Я онемело таращился на раритеты, не веря своим глазам, а потом, чтобы как-то успокоиться, сел полистать журналы, выходящие в Пустыни. «Схолии», научный, публицистический и художественный альманах. Тираж 15 экземпляров... Статья «Несколько слов о коллекции пауков в энтомологическом кабинете Свято-Алексиевской Пустыни». Первая фраза, попавшаяся на глаза: «Чувство неприязни, которое питает человек к паукам, совершенно неосновательно...»
Отрывок из дневника гимназистов, встречавших рассвет на высоте 2100 метров: «В 6 ч. подъем. С собой взяли лишь хлеб, яблоки и фотоаппараты. Начало светать, поэтому шли очень быстро... Вот все подтянулись, сгрудились на краю обрыва. Где-то далеко внизу зеленое море пихт, все остальное – небо. А через несколько минут что-то огромное, круглое, дрожащее... И вдруг брызнули первые лучи! Мы запели «Отче наш»...
Урок музыки
Готовить обед на стольких человек - нелегкое послушание
Письмо седьмое,
О том, что и уникальность бывает не в радость
Боюсь, что увлекшись деталями, я упустил что-то коренное, главное. То, что стоит за основным тезисом отца Алексия: «Дети должны много, много чего знать. И многое уметь. Но альфа и омега истинного образования и воспитания – это благочестие. Без него все не впрок». Но о «воспитании по Василенко» было бы легкомысленно писать на основании короткой поездки.
Странно, но опыт Свято-Алексеевской пустыни мало кому известен за ее пределами. Даже в интернете почти нет упоминаний. Возможно, причина в том, что отец Алексий оказался на «ничейной» полосе – между православной и светской педагогикой. В центре его «экспериментальной площадки» (и концептуально, и буквально) – храм, и это обстоятельство уже само по себе может отпугнуть многих людей, далеких от Церкви. Им трудно представить, как священник и настоятель может быть педагогом-новатором.
С другой стороны, школы Свято-Алексиевской Пустыни столь открыты академической науке и светской культуре, столь многое умеют находить там для себя, что в глазах некоторых «ревнителей» это выглядит опасной уступкой. Они искренне считают, что отец Алексий впал то ли в прелесть, то ли в ересь, то ли просто сошел с ума. Слишком непривычно все, что он делает. К счастью, такой подход демонстрируют лишь маргиналы – на епархиальном уровне к деятельности отца Алексия относятся с большим уважением.
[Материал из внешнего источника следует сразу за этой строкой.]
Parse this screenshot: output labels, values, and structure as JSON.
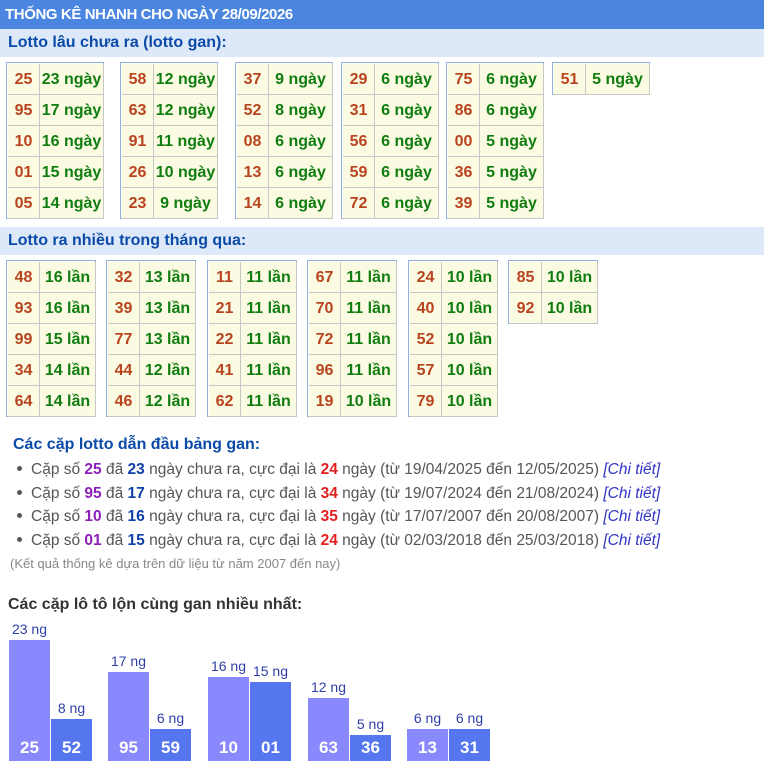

Но все равно пока опыт Пустыни остается уникальным.
«Нас такая уникальность не радует, – говорит отец Алексий. – Ведь ничего невоспроизводимого в нашем опыте нет. Каких-то затрат невероятных или кадров особенных. Много к нам приезжало за эти годы и монахов, и священников, и учителей, и директоров школ, и ученых, которые говорили: мы тоже будем делать. Но пока я что-то не вижу их результатов... Наверное, потому, что сразу замахнулись не больше не меньше как на выращивание будущей элиты России. Но это означает предвосхищать волю Божию. Да и как можно воспитать то, чем сами не являемся?»
Письмо восьмое, последнее,
О том, что нельзя привыкать к темноте
Вечер. Всенощная в храме Алексия Человека Божия. Кадеты и гимназисты. Старушки и монахи. Девочки в белых платочках. Священники и профессора. Водители и библиотекари. Учителя и конюх... Ощущение Ноева ковчега – так тесно стоят люди, так отчаянно бьет в окна снег с дождем. А нам светло.
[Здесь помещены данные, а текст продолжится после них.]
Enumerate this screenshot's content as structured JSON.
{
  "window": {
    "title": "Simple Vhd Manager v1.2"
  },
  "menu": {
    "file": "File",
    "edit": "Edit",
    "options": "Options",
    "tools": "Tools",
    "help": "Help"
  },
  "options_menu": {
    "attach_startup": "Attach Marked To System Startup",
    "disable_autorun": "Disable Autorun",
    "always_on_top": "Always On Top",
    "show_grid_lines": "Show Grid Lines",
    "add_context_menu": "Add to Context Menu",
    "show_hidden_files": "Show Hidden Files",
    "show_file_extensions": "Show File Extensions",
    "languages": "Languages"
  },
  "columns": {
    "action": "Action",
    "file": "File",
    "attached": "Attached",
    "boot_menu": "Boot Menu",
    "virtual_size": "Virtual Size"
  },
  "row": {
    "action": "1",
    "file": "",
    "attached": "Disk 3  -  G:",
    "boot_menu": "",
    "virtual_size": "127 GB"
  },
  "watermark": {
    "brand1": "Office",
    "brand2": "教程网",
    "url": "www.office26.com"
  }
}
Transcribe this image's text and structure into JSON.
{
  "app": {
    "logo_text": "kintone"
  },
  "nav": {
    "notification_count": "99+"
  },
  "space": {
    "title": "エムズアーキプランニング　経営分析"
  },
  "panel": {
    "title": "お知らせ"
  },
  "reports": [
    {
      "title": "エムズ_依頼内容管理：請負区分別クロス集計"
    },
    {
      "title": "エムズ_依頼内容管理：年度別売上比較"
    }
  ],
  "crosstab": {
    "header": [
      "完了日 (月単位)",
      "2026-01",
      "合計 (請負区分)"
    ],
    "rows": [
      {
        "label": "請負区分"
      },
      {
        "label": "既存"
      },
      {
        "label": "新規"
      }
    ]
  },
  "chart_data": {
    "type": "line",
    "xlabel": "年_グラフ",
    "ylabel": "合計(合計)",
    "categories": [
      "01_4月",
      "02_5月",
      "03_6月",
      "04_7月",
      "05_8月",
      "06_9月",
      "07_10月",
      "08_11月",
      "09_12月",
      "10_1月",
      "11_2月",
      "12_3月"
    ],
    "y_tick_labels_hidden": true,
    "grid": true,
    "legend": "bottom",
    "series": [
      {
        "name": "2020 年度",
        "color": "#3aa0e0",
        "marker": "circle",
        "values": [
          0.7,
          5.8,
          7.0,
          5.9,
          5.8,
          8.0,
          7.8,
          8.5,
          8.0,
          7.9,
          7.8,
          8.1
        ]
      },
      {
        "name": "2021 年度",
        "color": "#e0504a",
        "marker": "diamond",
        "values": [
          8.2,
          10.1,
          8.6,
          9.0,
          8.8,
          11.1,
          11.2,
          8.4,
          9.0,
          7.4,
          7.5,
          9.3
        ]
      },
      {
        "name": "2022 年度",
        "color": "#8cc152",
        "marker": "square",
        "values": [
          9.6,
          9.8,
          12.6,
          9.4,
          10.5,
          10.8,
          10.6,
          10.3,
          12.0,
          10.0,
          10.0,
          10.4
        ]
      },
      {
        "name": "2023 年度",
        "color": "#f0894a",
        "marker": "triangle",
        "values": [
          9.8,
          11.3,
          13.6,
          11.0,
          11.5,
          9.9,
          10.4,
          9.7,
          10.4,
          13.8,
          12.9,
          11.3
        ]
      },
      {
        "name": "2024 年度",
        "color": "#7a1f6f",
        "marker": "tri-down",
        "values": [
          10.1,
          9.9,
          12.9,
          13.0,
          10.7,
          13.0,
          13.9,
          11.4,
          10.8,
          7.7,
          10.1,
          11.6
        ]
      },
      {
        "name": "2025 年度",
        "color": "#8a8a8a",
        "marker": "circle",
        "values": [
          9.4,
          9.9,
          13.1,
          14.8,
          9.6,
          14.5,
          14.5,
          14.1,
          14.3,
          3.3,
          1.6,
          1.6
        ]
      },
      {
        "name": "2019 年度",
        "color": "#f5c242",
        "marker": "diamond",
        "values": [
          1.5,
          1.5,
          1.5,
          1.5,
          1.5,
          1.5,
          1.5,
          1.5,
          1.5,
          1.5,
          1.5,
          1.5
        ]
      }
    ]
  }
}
Выходим в ночь. С полминуты медлим – глаза должны привыкнуть к темноте, к мраку.
Быстро строятся и уходят кадеты. Малыши в капюшонах, в темноте – как ежики. Четырехлетний Артем взял меня за руку. У него не было пары. Мы идем на веранду. Она где-то там, за черными кустами.
Вот и пришли. Веранда освещена всего одной лампочкой, но как роскошен ее свет среди обступающей ночной непогоды! Артемка ничего не говорит. Он просто крепко держит меня за руку.
Нет, нельзя привыкать к темноте.
Деревня Новоалексеевка
Переславль-Залесский район
Ярославская область
P.S. Когда в этих заметках была поставлена точка, из Новоалексеевки пришло тревожное сообщение: у отца Алексия Василенко – обширный инфаркт. Сейчас он находится в одной из московских больниц. Принял монашеский постриг с именем Петра. Пустынь просит ваших молитв о иеромонахе Петре.